Once An Adoption Scammer, Always An Adoption Scammer
In her case, it was scamming couples who thought they were adopting her baby.
Ramirez was sent to prison in 2007 for, as the FBUI puts it:
Ramirez claimed to be pregnant, found and communicated online with couples seeking to adopt and solicited and received money and gift cards purportedly to cover pregnancy expenses from a number of prospective adoptive parents. Ramirez was not pregnant, spent the money and caused prospective parents to spend thousands of dollars to make trips to Corpus Christi in anticipation of a birth that never happened.
She got out of prison this year, and immediately went back to doing what she does best.
She conned various (desperate) families out of almost $18,000.
Judge Janice Jack sentenced Ramirez to the maximum she could -- 30 months in prison on each of two counts, plus three years of supervised release after that.

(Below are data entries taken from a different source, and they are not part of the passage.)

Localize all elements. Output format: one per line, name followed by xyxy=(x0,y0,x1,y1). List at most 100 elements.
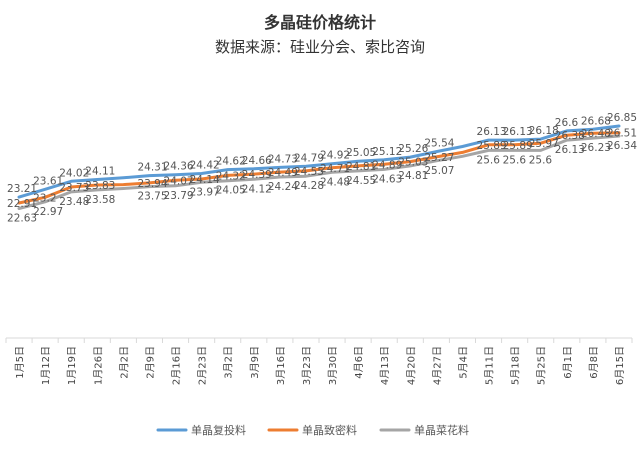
data-label: 26.48 xyxy=(581,128,611,140)
data-label: 24.36 xyxy=(164,161,194,173)
x-tick-label: 4月20日 xyxy=(405,346,417,385)
data-label: 24.71 xyxy=(320,163,350,175)
data-label: 25.05 xyxy=(346,147,376,159)
chart-title: 多晶硅价格统计 xyxy=(264,13,376,32)
data-label: 23.79 xyxy=(164,190,194,202)
x-tick-label: 3月9日 xyxy=(249,346,261,379)
data-label: 23.58 xyxy=(85,194,115,206)
data-label: 26.34 xyxy=(607,140,637,152)
chart-subtitle: 数据来源：硅业分会、索比咨询 xyxy=(215,38,425,56)
data-label: 24.07 xyxy=(164,175,194,187)
x-tick-label: 4月13日 xyxy=(379,346,391,385)
data-label: 26.85 xyxy=(607,112,637,124)
data-label: 23.73 xyxy=(59,182,89,194)
data-label: 25.03 xyxy=(398,157,428,169)
data-label: 24.55 xyxy=(294,166,324,178)
data-label: 26.13 xyxy=(555,144,585,156)
data-label: 26.6 xyxy=(555,117,579,129)
legend-label: 单晶菜花料 xyxy=(414,423,469,437)
x-tick-label: 4月27日 xyxy=(431,346,443,385)
data-label: 26.68 xyxy=(581,115,611,127)
data-label: 25.12 xyxy=(372,146,402,158)
data-label: 24.73 xyxy=(268,153,298,165)
x-tick-label: 6月15日 xyxy=(614,346,626,385)
data-label: 24.24 xyxy=(268,181,298,193)
data-label: 26.13 xyxy=(477,126,507,138)
data-label: 26.38 xyxy=(555,130,585,142)
data-label: 24.49 xyxy=(268,167,298,179)
data-label: 26.51 xyxy=(607,128,637,140)
x-tick-label: 1月26日 xyxy=(92,346,104,385)
data-label: 25.6 xyxy=(477,154,501,166)
x-tick-label: 5月18日 xyxy=(510,346,522,385)
data-label: 23.21 xyxy=(7,183,37,195)
data-label: 22.97 xyxy=(33,206,63,218)
data-label: 26.23 xyxy=(581,142,611,154)
data-label: 23.48 xyxy=(59,196,89,208)
data-label: 23.94 xyxy=(137,178,167,190)
data-label: 22.63 xyxy=(7,212,37,224)
data-label: 25.54 xyxy=(424,138,454,150)
x-tick-label: 4月6日 xyxy=(353,346,365,379)
data-label: 24.02 xyxy=(59,167,89,179)
data-label: 24.14 xyxy=(190,174,220,186)
x-tick-label: 1月19日 xyxy=(66,346,78,385)
data-label: 24.31 xyxy=(137,162,167,174)
x-tick-label: 5月25日 xyxy=(536,346,548,385)
data-label: 23.97 xyxy=(190,186,220,198)
series-line-2 xyxy=(17,131,621,205)
data-label: 24.92 xyxy=(320,150,350,162)
data-label: 23.75 xyxy=(137,191,167,203)
data-label: 24.11 xyxy=(85,166,115,178)
legend-label: 单晶致密料 xyxy=(302,423,357,437)
x-tick-label: 2月16日 xyxy=(171,346,183,385)
series-line-3 xyxy=(17,134,621,210)
data-label: 23.2 xyxy=(33,192,56,204)
data-label: 24.66 xyxy=(242,155,272,167)
data-label: 24.62 xyxy=(216,156,246,168)
data-label: 24.63 xyxy=(372,173,402,185)
data-label: 25.6 xyxy=(503,154,527,166)
x-tick-label: 6月8日 xyxy=(588,346,600,379)
data-label: 25.27 xyxy=(424,152,454,164)
data-label: 25.89 xyxy=(477,140,507,152)
x-tick-label: 2月2日 xyxy=(118,346,130,379)
x-tick-label: 5月4日 xyxy=(457,346,469,379)
x-tick-label: 6月1日 xyxy=(562,346,574,379)
legend-label: 单晶复投料 xyxy=(191,423,246,437)
data-label: 25.97 xyxy=(529,138,559,150)
data-label: 26.18 xyxy=(529,125,559,137)
x-tick-label: 3月23日 xyxy=(301,346,313,385)
data-label: 25.89 xyxy=(503,140,533,152)
x-tick-label: 5月11日 xyxy=(484,346,496,385)
x-tick-label: 3月16日 xyxy=(275,346,287,385)
x-tick-label: 1月12日 xyxy=(40,346,52,385)
x-tick-label: 2月9日 xyxy=(144,346,156,379)
data-label: 24.89 xyxy=(372,159,402,171)
data-label: 25.6 xyxy=(529,154,553,166)
x-tick-label: 1月5日 xyxy=(14,346,26,379)
data-label: 24.55 xyxy=(346,175,376,187)
data-label: 24.39 xyxy=(242,169,272,181)
data-label: 24.12 xyxy=(242,183,272,195)
data-label: 24.81 xyxy=(398,170,428,182)
data-label: 25.26 xyxy=(398,143,428,155)
x-tick-label: 2月23日 xyxy=(197,346,209,385)
legend: 单晶复投料 单晶致密料 单晶菜花料 xyxy=(156,423,469,437)
data-label: 22.91 xyxy=(7,198,37,210)
x-tick-label: 3月30日 xyxy=(327,346,339,385)
data-label: 25.07 xyxy=(424,165,454,177)
series-line-1 xyxy=(17,124,621,199)
data-label: 23.83 xyxy=(85,180,115,192)
data-label: 23.61 xyxy=(33,175,63,187)
data-label: 24.32 xyxy=(216,170,246,182)
data-label: 24.79 xyxy=(294,152,324,164)
data-label: 24.81 xyxy=(346,161,376,173)
x-tick-label: 3月2日 xyxy=(223,346,235,379)
plot-area: 1月5日 1月12日 1月19日 1月26日 2月2日 2月9日 2月16日 2月23日 3月2… xyxy=(5,112,637,385)
data-label: 24.42 xyxy=(190,159,220,171)
data-label: 24.28 xyxy=(294,180,324,192)
data-label: 24.05 xyxy=(216,185,246,197)
data-label: 24.48 xyxy=(320,176,350,188)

In deciding the sentence, the court considered the sophisticated means used by Ramirez -- the use of a computer to look up adoption facilities and prospective adoptee profiles – to target persons she knew to be vulnerable. Judge Jack furthered ordered Ramirez to have no access to cell phones, no contact with the victims, no access to the Internet and to obtain mental health and psychiatric care.
With other penalties added because she committed the crimes while under supervised release, the FBI says Ramirez will serve 78 months in prison.
So mark those calendars. If you're desperate for a baby in April 2015, be careful.